Les apocalypses confinées de Philippe Druillet et François Avril


L’image est si étrange, si puissante et belle, qu’elle fonctionne quasiment comme une apparition surréaliste. Le ciel y est laiteux, éclairé par une série de lunes doubles. La ligne d’horizon, fracturée de hautes montagnes fantômatiques, découpe un horizon inquiétant …

Au premier plan, une sorte de grand totem vert lovecraftien se détache de la brume. Il tient en main un sceptre… à moins qu’il ne s’agisse du manche brisé d’une épée. Le paysage laisse deviner un alignement d’idoles similaires, toutes plus effrayantes les unes que les autres.

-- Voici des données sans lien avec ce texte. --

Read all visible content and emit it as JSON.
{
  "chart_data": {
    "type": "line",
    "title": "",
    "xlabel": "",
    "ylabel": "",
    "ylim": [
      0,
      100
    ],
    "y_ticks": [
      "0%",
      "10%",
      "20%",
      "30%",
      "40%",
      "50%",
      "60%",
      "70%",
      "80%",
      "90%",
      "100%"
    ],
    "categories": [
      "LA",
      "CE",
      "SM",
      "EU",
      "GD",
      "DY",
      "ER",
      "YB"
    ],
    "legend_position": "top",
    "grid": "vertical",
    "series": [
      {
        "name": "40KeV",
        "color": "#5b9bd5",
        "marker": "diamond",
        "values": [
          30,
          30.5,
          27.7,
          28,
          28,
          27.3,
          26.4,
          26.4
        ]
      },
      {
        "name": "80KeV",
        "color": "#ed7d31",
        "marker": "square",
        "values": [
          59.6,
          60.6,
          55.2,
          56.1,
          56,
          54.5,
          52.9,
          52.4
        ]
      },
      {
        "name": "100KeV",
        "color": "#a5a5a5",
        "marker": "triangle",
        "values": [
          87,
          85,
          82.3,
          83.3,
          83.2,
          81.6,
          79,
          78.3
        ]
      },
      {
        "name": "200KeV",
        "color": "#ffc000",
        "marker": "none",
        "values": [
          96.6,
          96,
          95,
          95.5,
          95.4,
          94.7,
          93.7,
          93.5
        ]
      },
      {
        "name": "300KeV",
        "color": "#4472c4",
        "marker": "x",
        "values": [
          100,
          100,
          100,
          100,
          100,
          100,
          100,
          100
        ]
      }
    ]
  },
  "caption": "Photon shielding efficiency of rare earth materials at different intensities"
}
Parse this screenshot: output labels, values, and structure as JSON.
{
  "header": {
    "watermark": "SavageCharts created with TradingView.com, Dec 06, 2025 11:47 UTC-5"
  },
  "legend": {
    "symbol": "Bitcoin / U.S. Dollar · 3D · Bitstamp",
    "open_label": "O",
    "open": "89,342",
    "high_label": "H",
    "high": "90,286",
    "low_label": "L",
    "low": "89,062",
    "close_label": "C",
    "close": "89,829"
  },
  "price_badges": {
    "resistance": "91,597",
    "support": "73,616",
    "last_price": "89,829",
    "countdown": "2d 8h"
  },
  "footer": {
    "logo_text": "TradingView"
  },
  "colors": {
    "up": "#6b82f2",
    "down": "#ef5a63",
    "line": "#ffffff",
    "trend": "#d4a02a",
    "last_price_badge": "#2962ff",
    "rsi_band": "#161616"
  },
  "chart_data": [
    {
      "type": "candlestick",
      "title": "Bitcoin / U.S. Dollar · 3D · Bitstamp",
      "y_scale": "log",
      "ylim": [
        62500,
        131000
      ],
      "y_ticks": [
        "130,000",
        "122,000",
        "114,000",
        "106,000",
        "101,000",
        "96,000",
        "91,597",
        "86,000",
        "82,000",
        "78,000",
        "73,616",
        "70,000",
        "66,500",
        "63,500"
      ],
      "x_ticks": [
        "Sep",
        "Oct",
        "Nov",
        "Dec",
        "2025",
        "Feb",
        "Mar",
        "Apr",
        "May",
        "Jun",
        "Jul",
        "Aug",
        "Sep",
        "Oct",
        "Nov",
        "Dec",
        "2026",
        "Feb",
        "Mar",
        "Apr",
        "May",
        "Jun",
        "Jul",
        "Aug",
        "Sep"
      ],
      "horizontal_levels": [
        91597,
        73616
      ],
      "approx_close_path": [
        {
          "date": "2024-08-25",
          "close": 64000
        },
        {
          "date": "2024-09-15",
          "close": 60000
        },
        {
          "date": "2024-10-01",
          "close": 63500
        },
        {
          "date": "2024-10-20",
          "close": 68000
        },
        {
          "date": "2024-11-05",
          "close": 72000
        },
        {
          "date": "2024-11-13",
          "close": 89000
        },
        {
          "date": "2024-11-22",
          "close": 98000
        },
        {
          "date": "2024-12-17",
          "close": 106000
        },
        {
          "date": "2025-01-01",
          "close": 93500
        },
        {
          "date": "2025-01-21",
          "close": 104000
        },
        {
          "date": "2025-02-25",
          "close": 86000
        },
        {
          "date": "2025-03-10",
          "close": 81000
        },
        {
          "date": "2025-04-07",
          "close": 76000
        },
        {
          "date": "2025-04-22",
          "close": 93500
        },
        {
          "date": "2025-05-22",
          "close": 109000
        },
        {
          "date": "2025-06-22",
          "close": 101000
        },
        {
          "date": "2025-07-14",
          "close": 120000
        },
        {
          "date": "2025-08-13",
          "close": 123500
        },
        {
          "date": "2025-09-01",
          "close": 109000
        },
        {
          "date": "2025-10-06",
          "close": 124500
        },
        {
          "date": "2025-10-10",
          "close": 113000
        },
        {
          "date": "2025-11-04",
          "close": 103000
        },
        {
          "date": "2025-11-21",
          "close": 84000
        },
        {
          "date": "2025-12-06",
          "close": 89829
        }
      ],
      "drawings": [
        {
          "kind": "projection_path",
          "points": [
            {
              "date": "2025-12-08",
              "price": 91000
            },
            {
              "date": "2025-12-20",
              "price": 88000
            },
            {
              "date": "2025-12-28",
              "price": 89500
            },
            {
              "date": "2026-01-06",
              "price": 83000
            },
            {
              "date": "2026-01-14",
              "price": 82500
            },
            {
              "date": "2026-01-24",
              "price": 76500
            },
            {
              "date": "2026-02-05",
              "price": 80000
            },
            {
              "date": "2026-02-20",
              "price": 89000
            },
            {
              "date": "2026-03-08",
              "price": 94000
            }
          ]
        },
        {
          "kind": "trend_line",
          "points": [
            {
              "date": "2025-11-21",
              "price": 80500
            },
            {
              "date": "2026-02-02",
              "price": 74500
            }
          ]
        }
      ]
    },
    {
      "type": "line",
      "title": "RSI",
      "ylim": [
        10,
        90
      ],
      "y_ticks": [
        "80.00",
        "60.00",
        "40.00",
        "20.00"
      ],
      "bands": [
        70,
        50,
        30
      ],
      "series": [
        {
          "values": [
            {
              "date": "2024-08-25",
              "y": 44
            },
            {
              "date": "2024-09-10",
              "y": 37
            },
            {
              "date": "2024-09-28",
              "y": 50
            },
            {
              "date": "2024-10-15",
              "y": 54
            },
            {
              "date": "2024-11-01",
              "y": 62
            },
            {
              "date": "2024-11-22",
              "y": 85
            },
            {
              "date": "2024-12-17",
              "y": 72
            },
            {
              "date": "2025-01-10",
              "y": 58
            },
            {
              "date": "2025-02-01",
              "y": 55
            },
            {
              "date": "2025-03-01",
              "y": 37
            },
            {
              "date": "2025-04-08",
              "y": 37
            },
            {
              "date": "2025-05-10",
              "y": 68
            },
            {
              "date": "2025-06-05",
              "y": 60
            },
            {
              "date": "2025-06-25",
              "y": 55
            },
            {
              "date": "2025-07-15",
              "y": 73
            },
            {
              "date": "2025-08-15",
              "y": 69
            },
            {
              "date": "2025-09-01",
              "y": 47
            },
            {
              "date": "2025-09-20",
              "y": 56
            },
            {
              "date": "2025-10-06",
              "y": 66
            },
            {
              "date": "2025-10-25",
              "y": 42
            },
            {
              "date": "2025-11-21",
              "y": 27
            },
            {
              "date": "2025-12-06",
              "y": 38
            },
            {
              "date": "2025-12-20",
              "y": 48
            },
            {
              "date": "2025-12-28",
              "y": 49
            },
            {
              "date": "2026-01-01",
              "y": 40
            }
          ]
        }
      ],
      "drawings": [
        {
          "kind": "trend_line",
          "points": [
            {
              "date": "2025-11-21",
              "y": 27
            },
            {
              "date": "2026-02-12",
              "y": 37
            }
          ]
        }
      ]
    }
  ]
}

On pense furtivement aux immenses statues de l’île de Pâques. Cette grande toile peinte entre également en résonnance avec les alignements de Carnac, ou le site mégalithique de Stonehenge. Bouches ouvertes, criantes de vérité, ces impavides déités muettes disent plus de choses que n’importe quel aboyeur de fausses nouvelles.

Entre l’univers calme, élégant et architecturé de François Avril et celui plus bouillonnant de Philippe Druillet, la connection n’était pas évidente… et pourtant ça marche. Philippe Druillet François Avril /éditions Barbier 2020

En feuilletant l’ouvrage «Apocalypses» qui compile les 42 pièces (dont 27 toiles grand format) créées à quatre mains par les deux dessinateurs de BD Philippe Druillet et François Avril, on ne peut s’empêcher d’être impressionné.

Rencontre au sommet

Voici une rencontre au sommet pour le moins inattendue. Entre l’univers calme, élégant et architecturé de François Avril (Le voleur de ballerines) et celui plus bouillonnant de Philippe Druillet (Les voyages de Lone Sloane, Carthage ou dernièrement Babel), la connection n’était pas évidente. Et pourtant, le résultat est là, extraordinaire, singulier, prodigieux de beauté, et d’originalité.

Entre Druillet et Avril l’alchimie a fonctionné. Lle résultat est là, extraordinaire, singulier, prodigieux de beauté, et d’originalité. Philippe Druillet/ François Avril aux éditions Barbier

«Ce projet est parti d’une idée que j’ai eue en achetant un dessin de Philippe Druillet, il y a longtemps maintenant, raconte François Avril. C’était une image pour Excalibur, un décor à plusieurs lunes… Un paysage de bord de mer avec des formes qui sortaient de falaises, des gueules hurlantes et calmes à la fois. Ou plutôt, il y avait des espaces calmes. Quelque chose dans lequel je me suis retrouvé, quelque chose de… moi.»

Philippe Druillet – François Avril… ou le tandem étonnant de deux artistes aux styles diamétralement opposés, qui ont réussi à forger une oeuvre à quatre mains absolument somptueuse. Philippe Druillet/ François Avril aux éditions Barbier

Ces deux grands artistes ont ainsi trouvé leur marque l’un par rapport à l’autre. C’est ce mariage réussi entre l’eau et le feu qui provoque la beauté et l’attirance sur chacun des tableaux de cette apocalypse apaisée, confinée.

«Il faut respecter l’autre, énormément, parce qu’il ne s’agit pas de tirer la couverture à soi, explique encore François Avril, le véritable maître d’oeuvre de cette aventure artistique innovante. Ce n’est pas un combat, c’est un accord. Et c’est ce que nous avons réussi à faire, je crois.»

Cette collaboration magique entre Druillet et Avril s’expose à la galerie Barbier comme une évidence. Philippe Druillet/François Avril éditions Barbier

Philippe Druillet ajoute quant à lui: «On peut parfois s’associer avec quelqu’un pour une exposition et puis on voit qu’il y a des erreurs ou – comment dire – une incompréhension. Mais, ici, chaque fois que je vois le travail terminé, je me dis mais c’est l’évidence même.»

Les éruptions graphiques dont Druillet est coutumier sont l’occasion de mettre en scène des montagnes hallucinées en pleine éructation, ce qui suggère des cataclysmes terribles telle la tragédie du Vésuve à Pompéi, en 79 av. J-C. Philippe Druillet/François Avril éditions Barbier

L’évidence de cette collaboration magique s’expose ainsi à la galerie Barbier. Les 42 pièces (dont 27 toiles) accrochées au mur sont un régal pour l’oeil. «Deux tiers des oeuvres présentées ont déjà été acquises par des collectionneurs ou de simples amateurs», précise même le galeriste Jean Baptiste Barbier.

Et même si la galerie est actuellement fermée compte tenu de la crise sanitaire traversée par le pays, on peut toujours aller sur le site admirer les oeuvres, ou bien commander le catalogue de l’exposition.